Variational calculus In variational calculus how many ways are there to define a variation, i.e. can it only be $$ \delta F(x) = \bar{F}(x) - F(x) \mbox{ , where } \bar{F}(x) = F(x + \delta x)$$ or is there another form?
basically I want to know the definition of the variation $\delta$ used in;
HOBSON, EFSTATHIOU and LASENBY ''General Relativity, An Introduction for Physicists''
 A: If $J : C([a,b]) \to \mathbf R$ ($C([a,b])$ is taken just for example's sake) is a functional and if $y \in C([a,b]),$ the function (you consider in your question)
$$
\Delta J(y)[h]=J(y+h)-J(y)
$$
is commonly called the increment or (less often) change of $J$ corresponding to an increment $h \in C([a,b]).$ Thus $\Delta J(y) : C([a,b]) \to \mathbf R.$ In the book you've referred to in your question $\Delta J$ is always referred to as  variation, which might be not a good idea, since in the calculus of variation the word "variation" is commonly referred to Gateaux or Frechet derivative of a functional. 

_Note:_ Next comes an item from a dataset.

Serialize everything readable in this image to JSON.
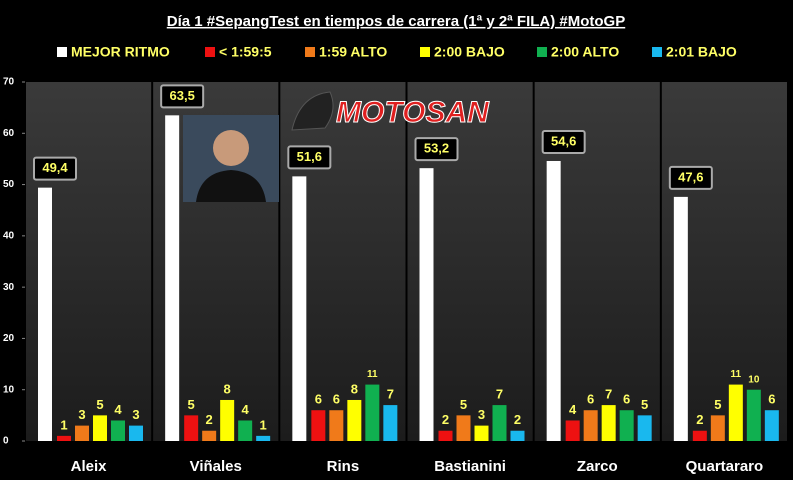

The Gateaux derivative $\delta J(y) : C([a,b]) \to \mathbf R$ of $J$ above at $y \in C([a,b])$ is defined via the condition
$$
\delta J(y)[h]=\lim_{t \to 0} \frac 1t (J(y+th)-J(y))
$$ 
where $h \in C([a,b])$ (and $t$ is a real number).

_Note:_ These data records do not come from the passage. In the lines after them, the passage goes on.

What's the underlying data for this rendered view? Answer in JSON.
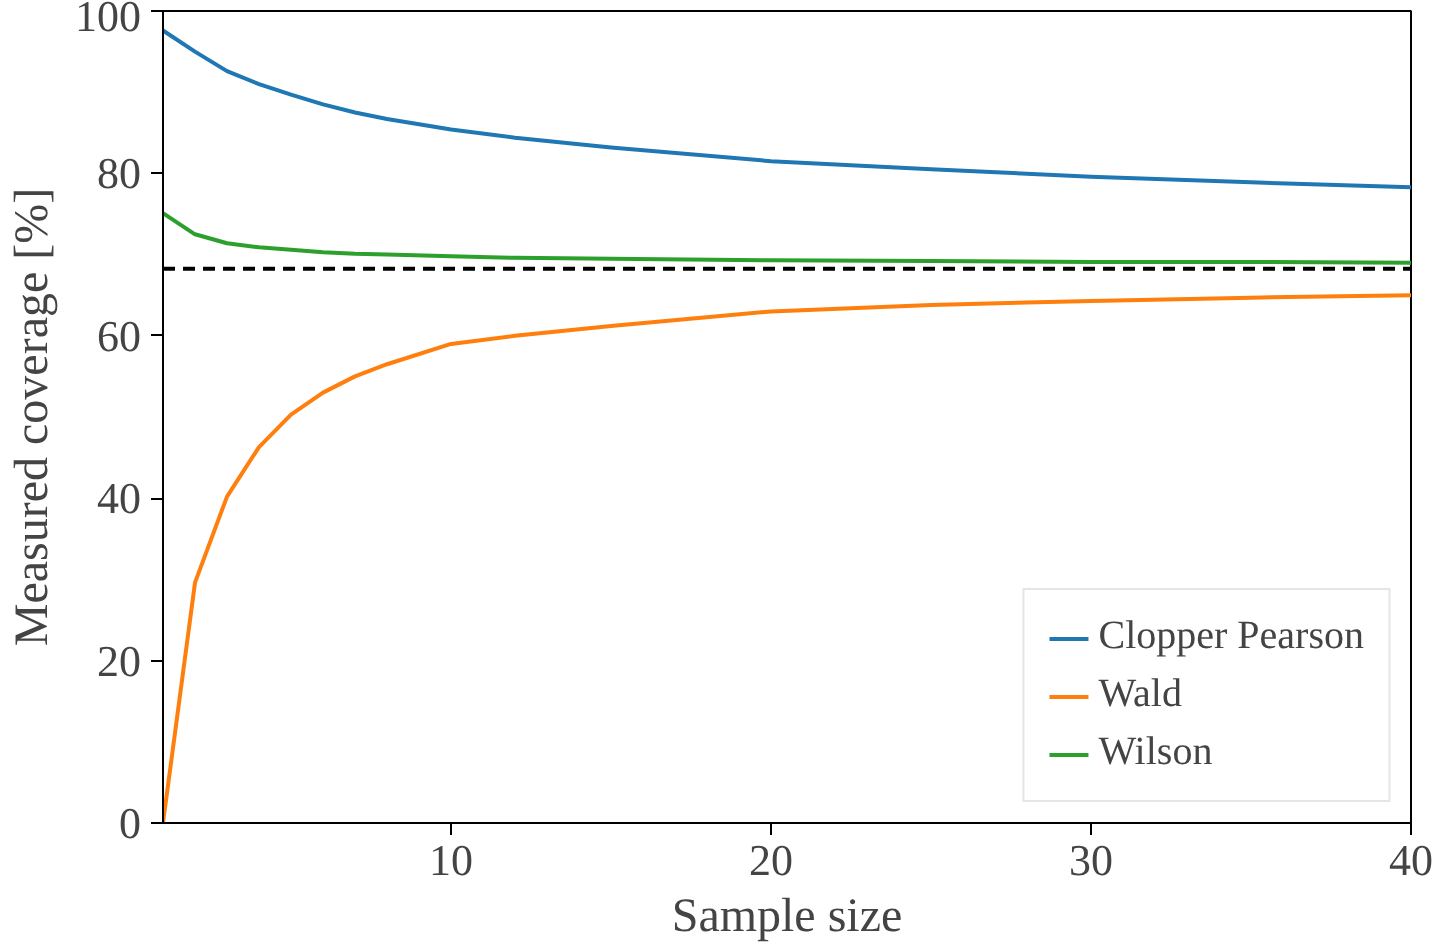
{
  "chart_data": {
    "type": "line",
    "xlabel": "Sample size",
    "ylabel": "Measured coverage [%]",
    "x": [
      1,
      2,
      3,
      4,
      5,
      6,
      7,
      8,
      10,
      12,
      15,
      20,
      25,
      30,
      35,
      40
    ],
    "series": [
      {
        "name": "Clopper Pearson",
        "color": "#1f77b4",
        "values": [
          97.6,
          95,
          92.6,
          91,
          89.7,
          88.5,
          87.5,
          86.7,
          85.4,
          84.4,
          83.2,
          81.5,
          80.5,
          79.6,
          78.9,
          78.3
        ]
      },
      {
        "name": "Wald",
        "color": "#ff7f0e",
        "values": [
          0,
          29.6,
          40.2,
          46.3,
          50.3,
          53,
          55,
          56.5,
          59,
          60,
          61.2,
          63,
          63.8,
          64.3,
          64.7,
          65
        ]
      },
      {
        "name": "Wilson",
        "color": "#2ca02c",
        "values": [
          75.1,
          72.5,
          71.4,
          70.9,
          70.6,
          70.3,
          70.1,
          70,
          69.8,
          69.6,
          69.5,
          69.3,
          69.2,
          69.1,
          69.1,
          69
        ]
      }
    ],
    "xlim": [
      1,
      40
    ],
    "ylim": [
      0,
      100
    ],
    "xticks": [
      10,
      20,
      30,
      40
    ],
    "yticks": [
      0,
      20,
      40,
      60,
      80,
      100
    ],
    "ref_lines": [
      {
        "axis": "y",
        "value": 68.27,
        "color": "#000000",
        "line_style": "dashed"
      }
    ],
    "grid": false,
    "legend": "bottom right",
    "line_style": "solid",
    "marker": "none"
  }
}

The Frechet derivative of $J$ at $y$ is a linear functional $\varphi(y) : C([a,b]) \to \mathbf R$ such that 
$$
\Delta J(y)[h]= \varphi(y)[h]+r(h)
$$
where the remainder $r(h)$ must satisfy the condition
$$
\lim_{\|h\| \to 0} \frac{|r(h)|}{\|h\|}=0
$$
where $\|\cdot\|$ is the standard (max-norm) on $C([a,b]).$ Thus
\begin{equation*} \tag{$*$}
\Delta J(y)[h] \approx \varphi(y)[h]
\end{equation*}
for "small" functions $h \in C([a,b]).$ The Frechet derivative of $J$ at $y$ is denoted either by $J'(y),$ or by $\delta J(y)$ (since if $J$ is Frechet differentiable at $y$ it is Gateaux differentiable at $y$).
It differs from book to book of course but, most commonly, if the Frechet derivative of $J$ at $y$ exists it is called the (first) variation of $J$ at $y.$ So you see it would be most awkward to read Eq. $(*)$ as "the variation of $J$ at $y$ is  approximately equal to the variation of $J$ at $y$"; but when you use another word to refer to $\Delta J(y)$ the whole thing would definitely sound better.